Neuwied. Die Geschichte des Hochwasserschutzes in Neuwied ist eine Geschichte des Überlebens. Seit der Stadtgründung 1653 wurden die Neuwieder regelmäßig nach der Schneeschmelze am Oberrhein von verheerenden Hochwassern heimgesucht. Besonders die sogenannten "Eishochwasser" im Winter hatten eine zerstörerische Kraft und richteten erheblichen Schaden an Gebäuden und Infrastruktur an. Die Katastrophenhochwasser von 1920, 1924 und 1926 brachten schließlich das Fass zum Überlaufen: 1926 stand das Wasser drei Meter hoch in der Stadt, der Schaden belief sich auf drei bis fünf Millionen Reichsmark - für die damalige Zeit eine astronomische Summe.
Bürgermeister Robert Krups wurde daraufhin zum Initiator eines gewaltigen Bauprojekts: des ersten und bis heute einzigen innerstädtischen Hochwasserschutzdeiches am Rhein. Von 1928 bis 1931 entstand ein ingenieurtechnisches Meisterwerk, das bis heute seinesgleichen sucht. Das 7,5 Kilometer lange Schutzsystem besteht aus einer 500 Meter langen, fünf Meter hohen gemauerten Deichmauer in der Innenstadt und einem anschließenden Erddeich, der sich bis zum Werk Rasselstein erstreckt.
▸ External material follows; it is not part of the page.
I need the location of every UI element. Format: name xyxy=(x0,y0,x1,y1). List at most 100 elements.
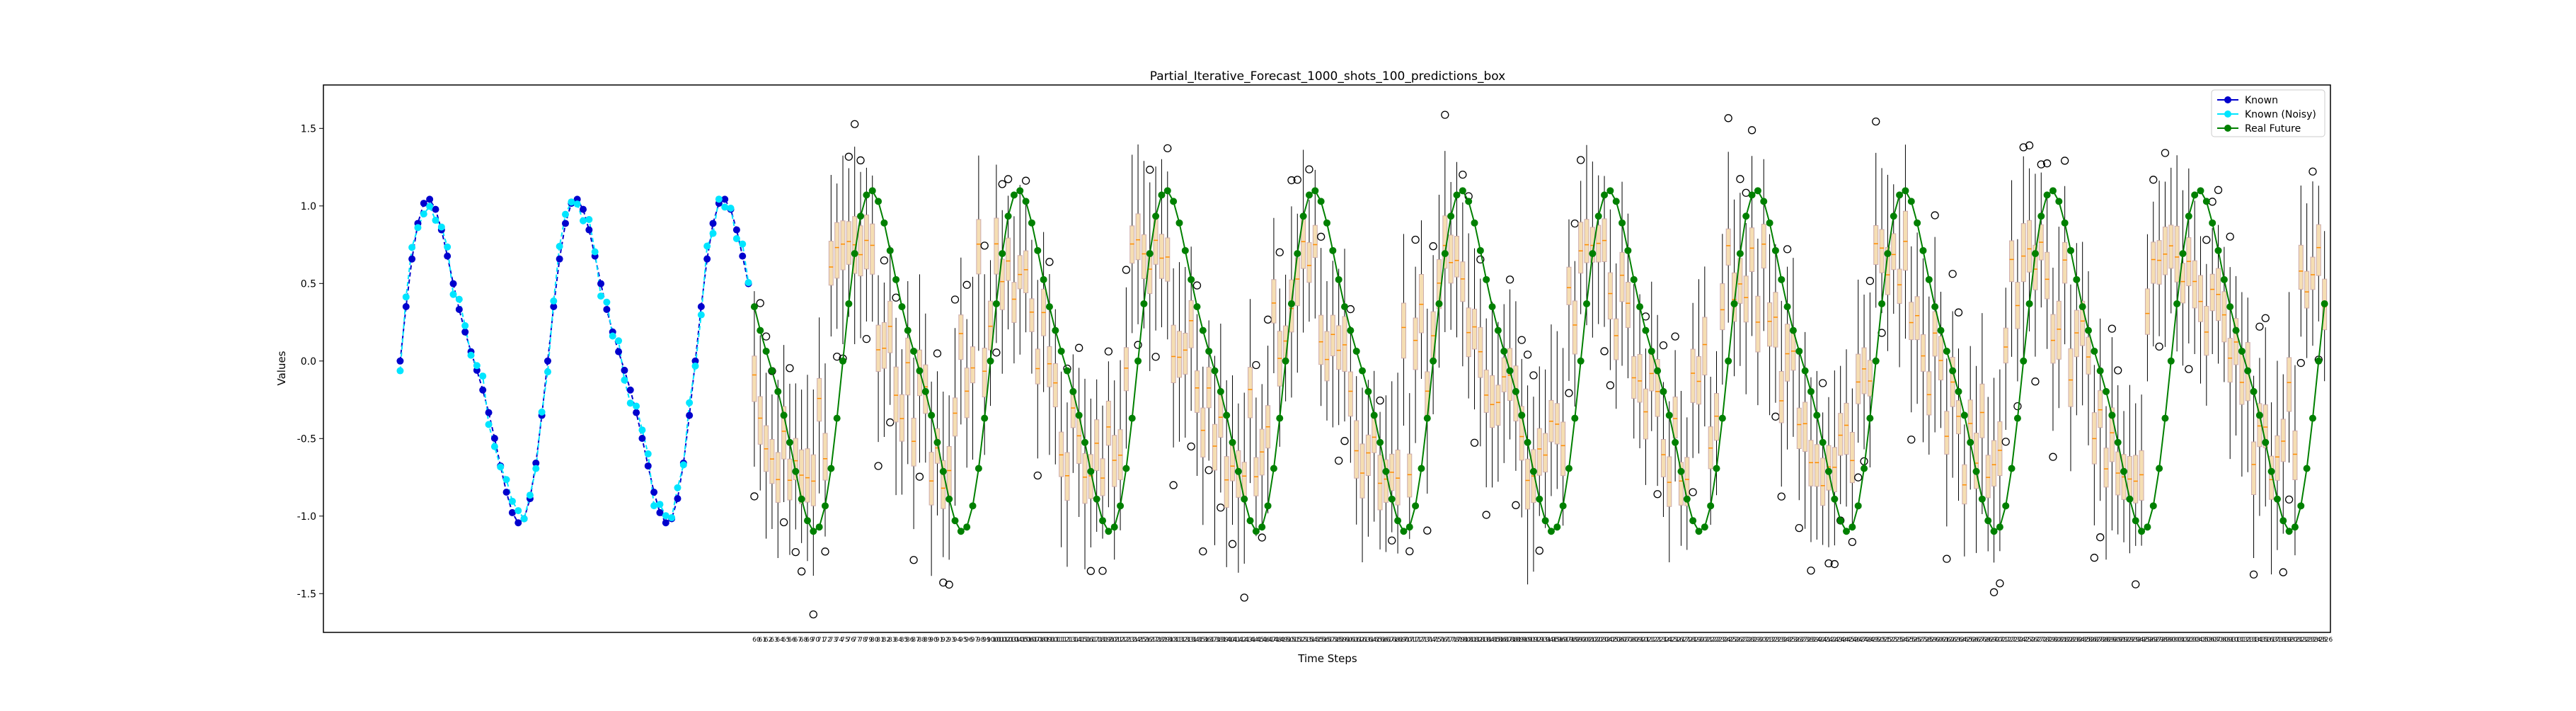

Der Bau war damals eine logistische Meisterleistung: 25 Baufirmen und 90 Lieferfirmen waren beteiligt, 2.450 Notstandsarbeiter leisteten rund 180.000 Tagewerke.
Das Deichinformationszentrum befindet sich am schlossnahen Ende der Deichmauer im ehemaligen Aufenthaltsraum der DLRG an der Ecke Schloss- und Deichstraße. In der modernen Dauerausstellung wird die komplette Geschichte des Neuwieder Hochwasserschutzes anschaulich präsentiert. Besucher können sich über interaktive Exponate und Modelle ein Bild davon machen, wie weit sich die Rheinhochwasser vor dem Deichbau in die Stadt ausgebreitet haben. Historische Fotografien dokumentieren die dramatischen Überschwemmungen und zeigen eindrucksvoll, warum der Deichbau überlebenswichtig für die Stadt war.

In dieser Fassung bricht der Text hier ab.